What kind of fish can be sustituted for tuna and still feel like a salade nicoise? (I was going to use tuna steak broken up into bite-sized chunks, NOT canned tuna). Bear in mind that the substitute cannot be:
shark
swordfish
tilefish (AKA golden bass/golden snapper)
king mackerel
Since these are absolutely verboten for nursing moms.

I am blanking here… it needs to be a firm fish that won’t fall apart into flakes but will absorb the vinagrette marinade. Skatewing? Monkfish? Is there a salmon that would work? Any other bright ideas?

Try canned Sockeye salmon, the texture is similar to tuna. Don’t buy the Pink salmon!

Clarification: what fresh fish can I buy that will substitute for fresh (not canned) tuna?

What about mahi-mahi? Fairly firm, flavorful. I bet it would work.

How about skipping the fish and going vegetarian? A nice marinated tempeh could be good. Or you could not make the nicoise, and make a gado gado instead with the tempeh. Mmmm…peanut sauce…

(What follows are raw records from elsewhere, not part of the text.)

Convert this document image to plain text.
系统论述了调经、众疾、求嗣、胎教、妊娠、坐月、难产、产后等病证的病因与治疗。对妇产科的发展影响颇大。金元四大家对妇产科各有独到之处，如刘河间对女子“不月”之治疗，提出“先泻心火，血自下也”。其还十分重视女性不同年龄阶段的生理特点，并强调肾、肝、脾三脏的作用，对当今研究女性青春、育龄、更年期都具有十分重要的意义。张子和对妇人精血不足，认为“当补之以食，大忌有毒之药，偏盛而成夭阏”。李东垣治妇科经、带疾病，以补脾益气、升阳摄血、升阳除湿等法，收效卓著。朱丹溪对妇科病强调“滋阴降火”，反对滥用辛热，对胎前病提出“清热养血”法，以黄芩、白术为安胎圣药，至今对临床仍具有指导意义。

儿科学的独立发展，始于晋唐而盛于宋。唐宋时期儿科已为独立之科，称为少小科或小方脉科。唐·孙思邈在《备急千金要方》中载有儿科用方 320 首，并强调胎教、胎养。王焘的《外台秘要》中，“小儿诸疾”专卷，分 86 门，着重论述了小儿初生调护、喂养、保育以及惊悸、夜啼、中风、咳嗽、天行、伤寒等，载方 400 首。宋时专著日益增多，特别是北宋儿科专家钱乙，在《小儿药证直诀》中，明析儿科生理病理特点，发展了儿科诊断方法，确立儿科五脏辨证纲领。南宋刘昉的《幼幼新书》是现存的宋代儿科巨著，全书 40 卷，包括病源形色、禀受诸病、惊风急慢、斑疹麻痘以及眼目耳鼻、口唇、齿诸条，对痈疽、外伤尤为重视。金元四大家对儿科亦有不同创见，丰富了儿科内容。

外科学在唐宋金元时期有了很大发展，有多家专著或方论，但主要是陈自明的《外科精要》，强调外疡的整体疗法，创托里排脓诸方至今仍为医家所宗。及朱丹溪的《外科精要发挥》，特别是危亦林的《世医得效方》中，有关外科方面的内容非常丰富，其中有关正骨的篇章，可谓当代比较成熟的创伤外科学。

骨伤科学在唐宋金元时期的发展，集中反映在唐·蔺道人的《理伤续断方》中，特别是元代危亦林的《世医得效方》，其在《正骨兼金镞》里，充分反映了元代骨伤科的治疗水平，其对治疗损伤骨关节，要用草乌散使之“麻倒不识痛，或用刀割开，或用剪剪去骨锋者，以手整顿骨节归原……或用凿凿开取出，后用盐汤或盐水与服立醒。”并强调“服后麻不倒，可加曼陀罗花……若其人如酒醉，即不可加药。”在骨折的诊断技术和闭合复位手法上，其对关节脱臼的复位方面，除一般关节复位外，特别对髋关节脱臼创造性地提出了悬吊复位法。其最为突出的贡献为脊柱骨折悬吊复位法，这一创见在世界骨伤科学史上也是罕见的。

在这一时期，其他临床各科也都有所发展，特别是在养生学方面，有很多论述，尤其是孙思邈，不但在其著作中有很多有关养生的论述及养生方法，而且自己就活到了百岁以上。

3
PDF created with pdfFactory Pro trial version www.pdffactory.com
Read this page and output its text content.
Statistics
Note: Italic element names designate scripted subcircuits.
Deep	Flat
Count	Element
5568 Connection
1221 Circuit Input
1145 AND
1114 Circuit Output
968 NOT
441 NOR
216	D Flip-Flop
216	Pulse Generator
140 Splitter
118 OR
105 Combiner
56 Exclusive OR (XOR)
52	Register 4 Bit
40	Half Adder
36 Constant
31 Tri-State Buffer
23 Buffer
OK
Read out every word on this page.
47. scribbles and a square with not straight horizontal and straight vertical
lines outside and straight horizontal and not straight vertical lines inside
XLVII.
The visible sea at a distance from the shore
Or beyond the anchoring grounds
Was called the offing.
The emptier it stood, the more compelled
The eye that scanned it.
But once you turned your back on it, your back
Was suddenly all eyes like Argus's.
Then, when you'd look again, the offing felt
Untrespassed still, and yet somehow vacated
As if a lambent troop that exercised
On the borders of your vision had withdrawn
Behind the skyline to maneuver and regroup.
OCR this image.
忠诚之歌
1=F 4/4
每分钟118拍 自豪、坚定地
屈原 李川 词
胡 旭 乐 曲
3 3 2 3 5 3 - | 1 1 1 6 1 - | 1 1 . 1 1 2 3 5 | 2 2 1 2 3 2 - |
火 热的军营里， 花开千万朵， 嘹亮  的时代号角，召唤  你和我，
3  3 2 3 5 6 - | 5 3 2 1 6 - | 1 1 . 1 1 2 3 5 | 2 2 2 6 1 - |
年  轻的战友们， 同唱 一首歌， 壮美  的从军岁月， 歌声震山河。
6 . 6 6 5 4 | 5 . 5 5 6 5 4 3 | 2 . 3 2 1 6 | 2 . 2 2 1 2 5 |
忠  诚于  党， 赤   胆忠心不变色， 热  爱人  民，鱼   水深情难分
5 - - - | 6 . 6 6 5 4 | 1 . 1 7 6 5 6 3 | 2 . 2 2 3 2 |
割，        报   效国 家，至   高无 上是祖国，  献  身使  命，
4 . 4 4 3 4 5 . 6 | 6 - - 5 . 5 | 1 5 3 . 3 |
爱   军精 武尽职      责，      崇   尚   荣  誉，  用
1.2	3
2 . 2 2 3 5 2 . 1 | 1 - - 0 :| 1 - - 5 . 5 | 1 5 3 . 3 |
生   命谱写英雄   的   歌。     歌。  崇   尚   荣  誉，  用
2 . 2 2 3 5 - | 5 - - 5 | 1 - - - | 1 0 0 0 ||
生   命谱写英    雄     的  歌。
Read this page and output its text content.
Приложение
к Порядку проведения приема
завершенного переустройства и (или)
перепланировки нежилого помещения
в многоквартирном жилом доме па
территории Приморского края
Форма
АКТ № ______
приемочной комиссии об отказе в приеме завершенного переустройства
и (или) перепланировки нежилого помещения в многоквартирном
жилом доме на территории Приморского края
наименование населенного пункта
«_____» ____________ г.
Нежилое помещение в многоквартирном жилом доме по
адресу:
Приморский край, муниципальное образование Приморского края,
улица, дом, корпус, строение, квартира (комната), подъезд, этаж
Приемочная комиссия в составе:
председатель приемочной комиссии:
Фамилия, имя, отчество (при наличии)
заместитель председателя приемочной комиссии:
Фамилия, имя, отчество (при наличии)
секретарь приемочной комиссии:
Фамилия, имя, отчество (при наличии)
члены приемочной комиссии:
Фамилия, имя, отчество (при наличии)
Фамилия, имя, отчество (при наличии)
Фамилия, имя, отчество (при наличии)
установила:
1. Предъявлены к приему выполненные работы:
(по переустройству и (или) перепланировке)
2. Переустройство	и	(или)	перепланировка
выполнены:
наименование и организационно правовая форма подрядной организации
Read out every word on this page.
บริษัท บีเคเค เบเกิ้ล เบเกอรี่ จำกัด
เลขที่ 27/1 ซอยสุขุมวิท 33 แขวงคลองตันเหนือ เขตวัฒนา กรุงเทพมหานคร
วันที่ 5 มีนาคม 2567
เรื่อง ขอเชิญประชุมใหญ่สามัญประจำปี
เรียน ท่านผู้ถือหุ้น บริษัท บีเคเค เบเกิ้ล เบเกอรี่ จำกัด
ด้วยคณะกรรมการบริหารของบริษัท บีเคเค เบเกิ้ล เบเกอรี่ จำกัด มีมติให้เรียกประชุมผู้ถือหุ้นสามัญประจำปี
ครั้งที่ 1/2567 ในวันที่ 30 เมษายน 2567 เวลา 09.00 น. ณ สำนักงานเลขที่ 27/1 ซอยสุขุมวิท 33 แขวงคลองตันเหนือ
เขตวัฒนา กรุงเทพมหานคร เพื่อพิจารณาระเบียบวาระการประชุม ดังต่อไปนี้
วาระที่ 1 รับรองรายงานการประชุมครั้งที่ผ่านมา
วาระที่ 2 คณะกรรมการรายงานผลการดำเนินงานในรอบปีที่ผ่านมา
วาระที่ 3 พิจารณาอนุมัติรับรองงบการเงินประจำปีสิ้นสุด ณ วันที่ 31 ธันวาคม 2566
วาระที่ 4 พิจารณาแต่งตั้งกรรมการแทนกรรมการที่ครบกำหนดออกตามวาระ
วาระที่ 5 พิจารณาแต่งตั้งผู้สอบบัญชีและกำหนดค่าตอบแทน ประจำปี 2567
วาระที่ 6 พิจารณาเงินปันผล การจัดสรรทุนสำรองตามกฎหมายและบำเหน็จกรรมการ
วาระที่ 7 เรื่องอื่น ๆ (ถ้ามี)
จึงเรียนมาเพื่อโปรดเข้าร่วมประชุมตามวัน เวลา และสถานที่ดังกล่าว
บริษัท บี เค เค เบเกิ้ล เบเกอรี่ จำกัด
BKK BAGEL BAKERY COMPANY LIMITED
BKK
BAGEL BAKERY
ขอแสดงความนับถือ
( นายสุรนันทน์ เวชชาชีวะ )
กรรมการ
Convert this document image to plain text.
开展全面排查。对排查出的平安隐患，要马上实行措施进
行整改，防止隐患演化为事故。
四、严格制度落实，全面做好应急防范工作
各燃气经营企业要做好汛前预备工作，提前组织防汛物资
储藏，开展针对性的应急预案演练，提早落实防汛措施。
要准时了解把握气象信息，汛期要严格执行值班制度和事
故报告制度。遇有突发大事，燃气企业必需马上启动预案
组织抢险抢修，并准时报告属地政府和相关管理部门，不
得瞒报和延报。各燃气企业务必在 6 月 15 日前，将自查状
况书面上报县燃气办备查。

Sorry, it’s just hard to fathom salad nicoise without tuna. And most firm fish has the potential for high mercury, as they’re mostly predatory fish. I can’t really think of a substitute. Mahi-mahi would probably fall under the tuna category, I’m afraid, as would yellowtail. I wouldn’t do salmon, because it just has such a distinctive flavor. I guess monkfish, or chilean sea bass could work (except the sea bass is over-fished…).

Good luck! Sorry for the completely unhelpful post.

I’m not to fond of tempeh (or most tofu or ::shudder:: TVP) so I probably won’t be going in that direction.

Don’t feel right adding to the sea bass problem, one pound at a time.

I just looked up mahi-mahi and it has a “low risk”… I presume since it is fished out of relatively clean waters. Nursing moms can eat it up to once a week. I think we have a winner!

Check out any other sort of solid white flesh fish. Halibut or cod should flake nicely after cooking in a small amount of oil or being poached instead. Sole or snapper are other candidates that are easy to find.

Is it too late to put in a plug for TUNO? It’s vegan “tuna” and it’s as clearly as I can recall very close in flavor to tuna (it’s been 12 years since I ate tuna so my memory of the taste is pretty hazy). I don’t know how it cooks up in comparison to the dead fish, though in something like what you have planned.